Two leading journalists in the field of war corresponding and foreign affairs were in Dublin last night to speak about the conflict in Syria and the challenges of reporting it. The Guardian correspondent Martin Chulov and freelancer Rania Abouzeid were the guest speakers at a From the Frontline talk hosted by the Clinton Institute, UCD in partnership with the Irish Times.
The civil war in Syria is almost 3 years old and both journalists spoke eloquently of the way the story has failed to galvanise popular opinion and the role of journalism in combating this.
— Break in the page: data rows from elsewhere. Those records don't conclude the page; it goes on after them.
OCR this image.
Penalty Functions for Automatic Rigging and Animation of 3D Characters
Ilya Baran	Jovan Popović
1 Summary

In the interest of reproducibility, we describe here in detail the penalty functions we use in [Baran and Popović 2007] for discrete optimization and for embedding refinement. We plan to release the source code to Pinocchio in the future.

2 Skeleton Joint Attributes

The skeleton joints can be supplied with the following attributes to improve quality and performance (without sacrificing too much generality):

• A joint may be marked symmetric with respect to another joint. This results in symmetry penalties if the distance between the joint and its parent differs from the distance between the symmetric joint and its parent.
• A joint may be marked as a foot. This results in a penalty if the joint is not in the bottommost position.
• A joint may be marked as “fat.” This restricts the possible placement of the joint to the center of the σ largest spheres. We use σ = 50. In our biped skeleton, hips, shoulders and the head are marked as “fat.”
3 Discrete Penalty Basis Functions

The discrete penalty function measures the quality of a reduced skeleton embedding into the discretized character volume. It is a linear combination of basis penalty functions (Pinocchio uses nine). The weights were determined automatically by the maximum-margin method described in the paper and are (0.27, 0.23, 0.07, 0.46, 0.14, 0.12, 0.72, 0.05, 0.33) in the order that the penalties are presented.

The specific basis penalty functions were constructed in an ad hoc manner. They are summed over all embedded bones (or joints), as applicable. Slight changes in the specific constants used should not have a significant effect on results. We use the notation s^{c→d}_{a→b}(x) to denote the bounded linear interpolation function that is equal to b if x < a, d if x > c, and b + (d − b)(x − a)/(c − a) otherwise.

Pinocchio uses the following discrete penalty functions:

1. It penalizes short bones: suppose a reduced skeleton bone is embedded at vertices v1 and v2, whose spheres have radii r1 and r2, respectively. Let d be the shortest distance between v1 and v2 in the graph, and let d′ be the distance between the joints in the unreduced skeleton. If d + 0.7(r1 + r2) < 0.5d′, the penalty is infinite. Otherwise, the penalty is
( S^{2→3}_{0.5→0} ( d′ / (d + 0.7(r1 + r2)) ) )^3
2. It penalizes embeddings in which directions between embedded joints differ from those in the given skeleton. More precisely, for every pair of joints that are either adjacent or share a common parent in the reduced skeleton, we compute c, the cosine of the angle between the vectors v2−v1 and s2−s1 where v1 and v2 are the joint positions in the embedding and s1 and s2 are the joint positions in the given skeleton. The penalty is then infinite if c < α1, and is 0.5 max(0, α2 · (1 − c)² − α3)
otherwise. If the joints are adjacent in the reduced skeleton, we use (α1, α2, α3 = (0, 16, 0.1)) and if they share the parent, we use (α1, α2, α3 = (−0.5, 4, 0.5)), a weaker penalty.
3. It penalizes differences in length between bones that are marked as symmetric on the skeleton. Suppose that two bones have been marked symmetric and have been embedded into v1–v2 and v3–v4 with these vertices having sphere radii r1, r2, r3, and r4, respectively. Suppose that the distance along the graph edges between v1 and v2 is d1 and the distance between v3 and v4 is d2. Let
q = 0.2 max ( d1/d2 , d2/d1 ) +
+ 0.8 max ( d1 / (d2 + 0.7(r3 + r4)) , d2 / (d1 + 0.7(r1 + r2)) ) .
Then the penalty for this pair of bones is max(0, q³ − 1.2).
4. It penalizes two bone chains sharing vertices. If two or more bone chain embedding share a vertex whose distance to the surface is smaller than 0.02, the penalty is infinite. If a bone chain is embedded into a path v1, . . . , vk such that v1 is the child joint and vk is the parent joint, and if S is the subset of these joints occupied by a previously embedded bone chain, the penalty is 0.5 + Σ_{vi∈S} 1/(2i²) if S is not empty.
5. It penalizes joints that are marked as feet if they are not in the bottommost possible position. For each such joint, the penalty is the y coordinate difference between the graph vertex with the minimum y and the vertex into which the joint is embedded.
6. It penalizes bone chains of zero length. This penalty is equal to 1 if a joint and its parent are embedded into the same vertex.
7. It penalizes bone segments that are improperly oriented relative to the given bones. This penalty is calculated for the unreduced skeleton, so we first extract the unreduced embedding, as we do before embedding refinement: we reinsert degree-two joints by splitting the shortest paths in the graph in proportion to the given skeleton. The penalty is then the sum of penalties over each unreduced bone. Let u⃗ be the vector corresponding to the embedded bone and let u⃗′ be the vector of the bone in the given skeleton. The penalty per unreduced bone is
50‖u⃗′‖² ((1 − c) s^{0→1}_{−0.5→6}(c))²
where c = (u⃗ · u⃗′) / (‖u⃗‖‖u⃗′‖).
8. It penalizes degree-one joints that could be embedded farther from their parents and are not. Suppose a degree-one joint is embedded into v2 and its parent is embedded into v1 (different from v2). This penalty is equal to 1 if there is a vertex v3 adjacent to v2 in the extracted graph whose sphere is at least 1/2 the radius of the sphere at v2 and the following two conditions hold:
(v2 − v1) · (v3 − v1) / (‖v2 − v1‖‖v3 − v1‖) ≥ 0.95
“It is getting harder to get stories published”, said Abouzeid, “there is this emotional fatigue people have. The rising doesn’t seem to invoke the same passion. We haven’t seen any popular mobilisation and I don’t know what as a journalist to do about it.” She went on to recount that Syrians have become more reluctant to talk to journalists as the conflict has worn on, “the Syrians have come to believe that the world knows what’s happening to them and just doesn’t care.”
As the war has dragged on so have the dangers in reporting it increased. Some 56 journalists have been killed and over 30 kidnapped. Both speakers recounted how their ability to report had been curtailed by the difficulty of gaining entry to Syria. Ramia Abouzaid told how, barred from getting a visa, she must smuggle herself across borders, substantially increasing the dangers she is exposed to.
“The issue of safety has become so vexed, especially in the last 6 months”, said Chulov.
Both guests had interesting and challenging things to say on the issue of social media and its role in journalism.
“Twitter can be useful…but it is also a bubble which some people tend to live in instead of the real world…there is no substitute to being there” said Abouzeid.
Martin Chulov sounded a similar note of caution,
“Twitter can be an echo chamber. It’s a value add but must be handled with care. It’s easy to get burnt if you rely on it.” In a succinct summing up he said “social media is information and journalism is what you do with that.”
Neither journalist had any optimism that there was any end in sight to the civil war or the suffering of the Syrian people. Martin Chulov was particularly downbeat in his analysis,
“There is a real danger of a potential Balkanisation of the region, with divisions along sectarian lines and that is the nightmare scenario…something simply must be done.”